Ты часто заменяешь "слушай" на мило-фамильярное "слу". Улыбаюсь.
— Да, конечно. Только ты же ещё второе не попробовал...
— Ой, точно! — (Пару секунд смотришь на тарелку с курицей, будто оценивая свои силы). — Не, давай попозже, я уже наелся шо-то.
— Ну ладно. Свет вот здесь включается, гель, мыло, шампунь вот тут... С душем сам разберёшься?
"ЧИСТИЛ ФРЕД КОЛОДЕЦ СВОЙ,
И ПОД МУТНОЮ ВОДОЙ
В ПЛАТЬЕ ДЕВИЧЬЕМ СКЕЛЕТ
ОБНАРУЖИЛ ФРЕД..." — вдруг зловеще затягивает твой телефон. Глубокий жестковатый голос наполняет беззащитную комнатку от пола до потолка. Вздрагиваю.
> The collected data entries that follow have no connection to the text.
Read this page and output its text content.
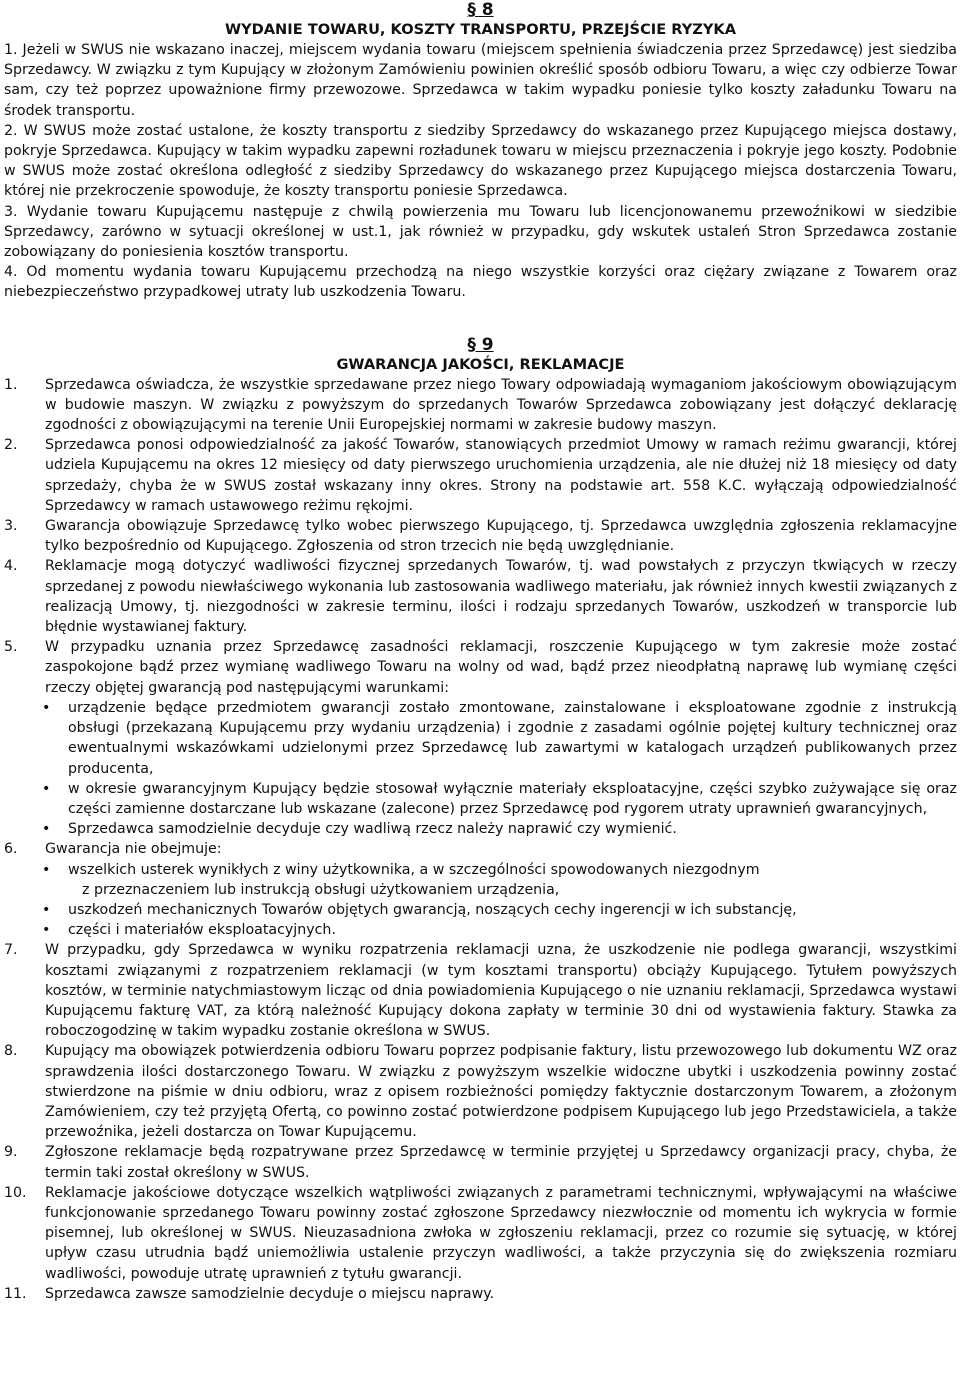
§ 8
WYDANIE TOWARU, KOSZTY TRANSPORTU, PRZEJŚCIE RYZYKA
1. Jeżeli w SWUS nie wskazano inaczej, miejscem wydania towaru (miejscem spełnienia świadczenia przez Sprzedawcę) jest siedziba Sprzedawcy. W związku z tym Kupujący w złożonym Zamówieniu powinien określić sposób odbioru Towaru, a więc czy odbierze Towar sam, czy też poprzez upoważnione firmy przewozowe. Sprzedawca w takim wypadku poniesie tylko koszty załadunku Towaru na środek transportu.
2. W SWUS może zostać ustalone, że koszty transportu z siedziby Sprzedawcy do wskazanego przez Kupującego miejsca dostawy, pokryje Sprzedawca. Kupujący w takim wypadku zapewni rozładunek towaru w miejscu przeznaczenia i pokryje jego koszty. Podobnie w SWUS może zostać określona odległość z siedziby Sprzedawcy do wskazanego przez Kupującego miejsca dostarczenia Towaru, której nie przekroczenie spowoduje, że koszty transportu poniesie Sprzedawca.
3. Wydanie towaru Kupującemu następuje z chwilą powierzenia mu Towaru lub licencjonowanemu przewoźnikowi w siedzibie Sprzedawcy, zarówno w sytuacji określonej w ust.1, jak również w przypadku, gdy wskutek ustaleń Stron Sprzedawca zostanie zobowiązany do poniesienia kosztów transportu.
4. Od momentu wydania towaru Kupującemu przechodzą na niego wszystkie korzyści oraz ciężary związane z Towarem oraz niebezpieczeństwo przypadkowej utraty lub uszkodzenia Towaru.
§ 9
GWARANCJA JAKOŚCI, REKLAMACJE
1.	Sprzedawca oświadcza, że wszystkie sprzedawane przez niego Towary odpowiadają wymaganiom jakościowym obowiązującym w budowie maszyn. W związku z powyższym do sprzedanych Towarów Sprzedawca zobowiązany jest dołączyć deklarację zgodności z obowiązującymi na terenie Unii Europejskiej normami w zakresie budowy maszyn.
2.	Sprzedawca ponosi odpowiedzialność za jakość Towarów, stanowiących przedmiot Umowy w ramach reżimu gwarancji, której udziela Kupującemu na okres 12 miesięcy od daty pierwszego uruchomienia urządzenia, ale nie dłużej niż 18 miesięcy od daty sprzedaży, chyba że w SWUS został wskazany inny okres. Strony na podstawie art. 558 K.C. wyłączają odpowiedzialność Sprzedawcy w ramach ustawowego reżimu rękojmi.
3.	Gwarancja obowiązuje Sprzedawcę tylko wobec pierwszego Kupującego, tj. Sprzedawca uwzględnia zgłoszenia reklamacyjne tylko bezpośrednio od Kupującego. Zgłoszenia od stron trzecich nie będą uwzględnianie.
4.	Reklamacje mogą dotyczyć wadliwości fizycznej sprzedanych Towarów, tj. wad powstałych z przyczyn tkwiących w rzeczy sprzedanej z powodu niewłaściwego wykonania lub zastosowania wadliwego materiału, jak również innych kwestii związanych z realizacją Umowy, tj. niezgodności w zakresie terminu, ilości i rodzaju sprzedanych Towarów, uszkodzeń w transporcie lub błędnie wystawianej faktury.
5.	W przypadku uznania przez Sprzedawcę zasadności reklamacji, roszczenie Kupującego w tym zakresie może zostać zaspokojone bądź przez wymianę wadliwego Towaru na wolny od wad, bądź przez nieodpłatną naprawę lub wymianę części rzeczy objętej gwarancją pod następującymi warunkami:
•	urządzenie będące przedmiotem gwarancji zostało zmontowane, zainstalowane i eksploatowane zgodnie z instrukcją obsługi (przekazaną Kupującemu przy wydaniu urządzenia) i zgodnie z zasadami ogólnie pojętej kultury technicznej oraz ewentualnymi wskazówkami udzielonymi przez Sprzedawcę lub zawartymi w katalogach urządzeń publikowanych przez producenta,
•	w okresie gwarancyjnym Kupujący będzie stosował wyłącznie materiały eksploatacyjne, części szybko zużywające się oraz części zamienne dostarczane lub wskazane (zalecone) przez Sprzedawcę pod rygorem utraty uprawnień gwarancyjnych,
•	Sprzedawca samodzielnie decyduje czy wadliwą rzecz należy naprawić czy wymienić.
6.	Gwarancja nie obejmuje:
•	wszelkich usterek wynikłych z winy użytkownika, a w szczególności spowodowanych niezgodnym
z przeznaczeniem lub instrukcją obsługi użytkowaniem urządzenia,
•	uszkodzeń mechanicznych Towarów objętych gwarancją, noszących cechy ingerencji w ich substancję,
•	części i materiałów eksploatacyjnych.
7.	W przypadku, gdy Sprzedawca w wyniku rozpatrzenia reklamacji uzna, że uszkodzenie nie podlega gwarancji, wszystkimi kosztami związanymi z rozpatrzeniem reklamacji (w tym kosztami transportu) obciąży Kupującego. Tytułem powyższych kosztów, w terminie natychmiastowym licząc od dnia powiadomienia Kupującego o nie uznaniu reklamacji, Sprzedawca wystawi Kupującemu fakturę VAT, za którą należność Kupujący dokona zapłaty w terminie 30 dni od wystawienia faktury. Stawka za roboczogodzinę w takim wypadku zostanie określona w SWUS.
8.	Kupujący ma obowiązek potwierdzenia odbioru Towaru poprzez podpisanie faktury, listu przewozowego lub dokumentu WZ oraz sprawdzenia ilości dostarczonego Towaru. W związku z powyższym wszelkie widoczne ubytki i uszkodzenia powinny zostać stwierdzone na piśmie w dniu odbioru, wraz z opisem rozbieżności pomiędzy faktycznie dostarczonym Towarem, a złożonym Zamówieniem, czy też przyjętą Ofertą, co powinno zostać potwierdzone podpisem Kupującego lub jego Przedstawiciela, a także przewoźnika, jeżeli dostarcza on Towar Kupującemu.
9.	Zgłoszone reklamacje będą rozpatrywane przez Sprzedawcę w terminie przyjętej u Sprzedawcy organizacji pracy, chyba, że termin taki został określony w SWUS.
10.	Reklamacje jakościowe dotyczące wszelkich wątpliwości związanych z parametrami technicznymi, wpływającymi na właściwe funkcjonowanie sprzedanego Towaru powinny zostać zgłoszone Sprzedawcy niezwłocznie od momentu ich wykrycia w formie pisemnej, lub określonej w SWUS. Nieuzasadniona zwłoka w zgłoszeniu reklamacji, przez co rozumie się sytuację, w której upływ czasu utrudnia bądź uniemożliwia ustalenie przyczyn wadliwości, a także przyczynia się do zwiększenia rozmiaru wadliwości, powoduje utratę uprawnień z tytułu gwarancji.
11.	Sprzedawca zawsze samodzielnie decyduje o miejscu naprawy.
— Блин, Отто звонит... — бормочешь ты, судорожно бросаясь к куртке. — Так, погодь... Вот. Алло?
Я начинаю мыть посуду, чтобы не слушать и не смущать тебя; прячу грустную улыбку. Выходит, мелодия звонка у тебя та же. Звучит жутковато, похоже на клич бесов из преисподней — как и любая мрачно-балладная песня "Короля и Шута"; но — очень по-твоему. Старый добрый русский рок вроде "Короля и Шута", "Арии", "Кукрыниксов" идеально тебе соответствует — всей твоей подростковой неряшливой растрёпанности, твоему неприкаянному максимализму, твоей шероховатой речи, твоей устремлённости вверх — при вполне приземлённой любви к простым радостям жизни. Твоим стихам, пронизанным высокой метафизикой. Готично-ироничные истории "Короля и Шута" о вампирах, ведьмах, колдунах, кладбищах и каннибализме безумцев будто созданы для твоего плейлиста.
Но "Фред" — особенно.
Впервые я услышала "Фреда" у тебя на звонке в тот вечер, когда мы встретились после долгого перерыва в общении. Чудовищно долгого. Поддавшись его параноидально-ревнивому давлению, шантажу и наигранным страданиям, я заблокировала тебя и оборвала с тобой все связи. Хватило меня на полгода. Это был очередной персональный ад — и в нём, пожалуй, снова не было ничьей вины, кроме моей.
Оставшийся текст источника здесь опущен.